Want to browse the Internet without Google finding out? I got bad news for you. If we look at the top 5 most frequently requested domains in our dataset:

the 5 most frequently requested domains
 	 1:	 750148	 clients1.google.com (TTL mean 139.0, std 92.4, median 138.0, min 0.0, max 300.0)
 	 2:	 746129	 clients.l.google.com (TTL mean 150.1, std 86.6, median 150.0, min 0.0, max 300.0)
 	 3:	 526575	 www.google-analytics.com (TTL mean 36134.3, std 24911.3, median 34835.0, min 0.0, max 86400.0)
 	 4:	 516413	 www-google-analytics.l.google.com (TTL mean 150.4, std 86.6, median 151.0, min 0.0, max 300.0)
 	 5:	 358520	 fonts.googleapis.com (TTL mean 1689.0, std 1095.4, median 1684.0, min 0.0, max 3600.0)
the top 5 domains have 2,897,785 requests (4.76% of total)

Turns out clients1.google.com is called on at about 75% of Alexa top one-million.

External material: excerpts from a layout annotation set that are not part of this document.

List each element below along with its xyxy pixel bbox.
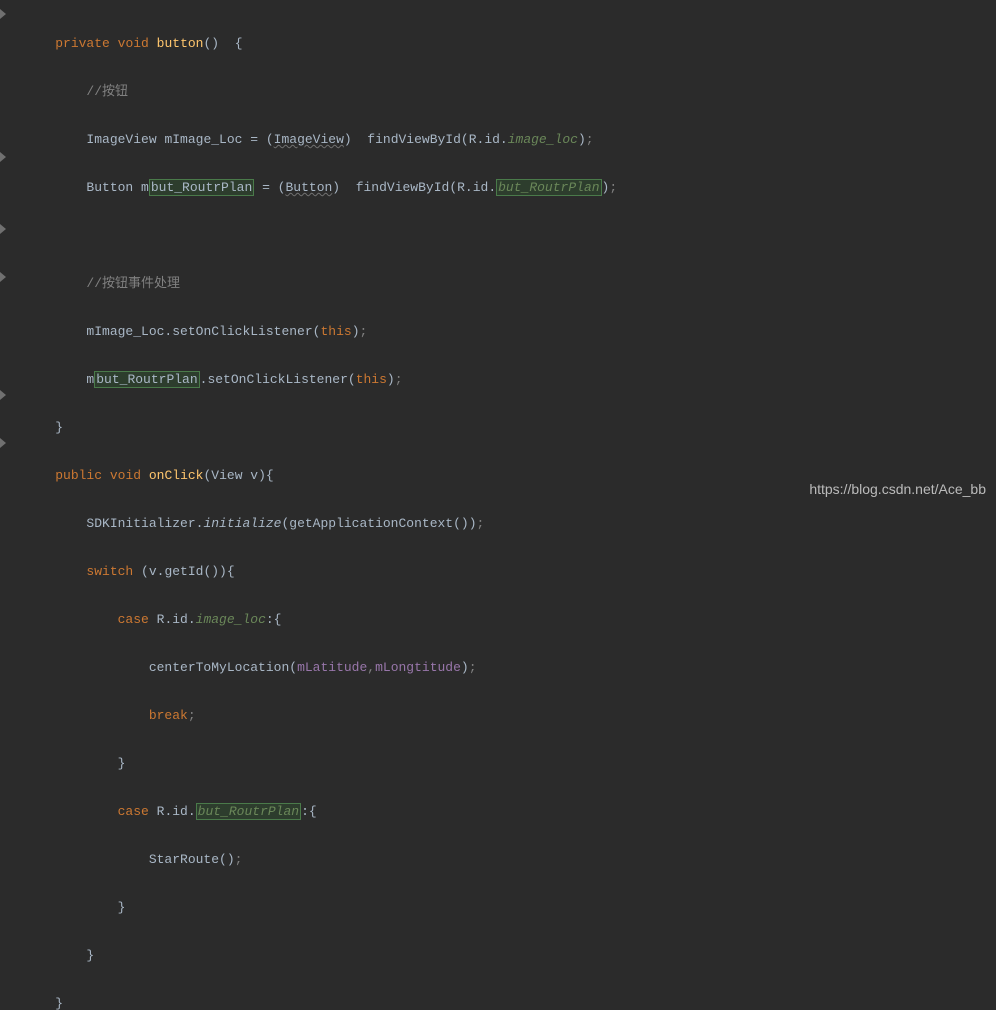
punct: ): [387, 372, 395, 387]
field-ref: mLatitude: [297, 660, 367, 675]
gutter-override-icon: [0, 438, 6, 448]
semicolon: ;: [609, 180, 617, 195]
punct: () {: [203, 36, 242, 51]
class-ref: SDKInitializer.: [86, 516, 203, 531]
comment: //按钮事件处理: [86, 276, 180, 291]
keyword-switch: switch: [86, 564, 133, 579]
call: ) findViewById(R.id.: [344, 132, 508, 147]
keyword-public: public: [55, 468, 102, 483]
code-line: switch (v.getId()){: [24, 560, 996, 584]
call: mImage_Loc.setOnClickListener(: [86, 324, 320, 339]
gutter-override-icon: [0, 272, 6, 282]
keyword-void: void: [118, 36, 149, 51]
brace-open: {: [266, 468, 274, 483]
gutter-override-icon: [0, 390, 6, 400]
gutter-override-icon: [0, 9, 6, 19]
semicolon: ;: [360, 324, 368, 339]
semicolon: ;: [235, 852, 243, 867]
code-line: [24, 224, 996, 248]
keyword-break: break: [149, 708, 188, 723]
unused-cast: ImageView: [274, 132, 344, 147]
keyword-this: this: [356, 372, 387, 387]
brace-close: }: [118, 900, 126, 915]
call: StarRoute(): [149, 852, 235, 867]
keyword-this: this: [320, 324, 351, 339]
semicolon: ;: [586, 132, 594, 147]
field-ref: mLongtitude: [375, 660, 461, 675]
code-line: case R.id.but_RoutrPlan:{: [24, 800, 996, 824]
call: .setOnClickListener(: [200, 372, 356, 387]
semicolon: ;: [188, 708, 196, 723]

If we make a keyword-based search for a number of big players, we find the following:

Amazon stats, keywords [amazon aws s3 cloudfront ec2]
 	found on 212141 sites (21.21% of all sites)
 	63721 unique domains with 556712 requests (0.92% of total)
 	TTL mean 1915.7, std 23415.0, median 60.0, min 0.0, max 604800.0

Google stats, keywords [google doubleclick gstatic android.com 2mdn.net cc-dt.com gvt1.com gvt2.com urchin.com youtube-nocookie.com youtube.com youtubeeducation.com ytimg.com g.co goo.gl]
 	found on 774336 sites (77.43% of all sites)
 	64080 unique domains with 7481962 requests (12.30% of total)
 	TTL mean 10866.0, std 49164.7, median 194.0, min 0.0, max 604800.0

Facebook stats, keywords [facebook fbcdn]
	found on 237392 sites (23.74% of all sites)
	689 unique domains with 938144 requests (1.54% of total)
	TTL mean 941.8, std 1340.5, median 99.0, min 0.0, max 172817.0

Akamai stats, keywords [akamai edgesuite edgekey srip akadns]
	found on 338606 sites (33.86% of all sites)
	23220 unique domains with 1565730 requests (2.57% of total)
	TTL mean 3195.5, std 7329.4, median 20.0, min 0.0, max 604800.0

Cloudflare stats, keywords [cloudflare]
 	found on 110607 sites (11.06% of all sites)
 	6050 unique domains with 137647 requests (0.23% of total)
 	TTL mean 165.9, std 353.2, median 165.0, min 0.0, max 86400.0

Big players all over the place. Cloudflare is actually bigger than it looks. If we look at the IP-addresses returned when resolving domains and we compare it to the reported IP-addresses of Cloudflare at the time, we find that 64,388 of primary sites (6.44% of all sites) uses Cloudflare directly, and at least one domain on a site uses Cloudflare at 258,082 sites (25.81% of all sites). Fun times.

Wrapping up

The stats was generated using the dnsstats tool at github.com/pylls/defector/cmd/dnsstats. You can find links to the data in our prior post that documents the collection process.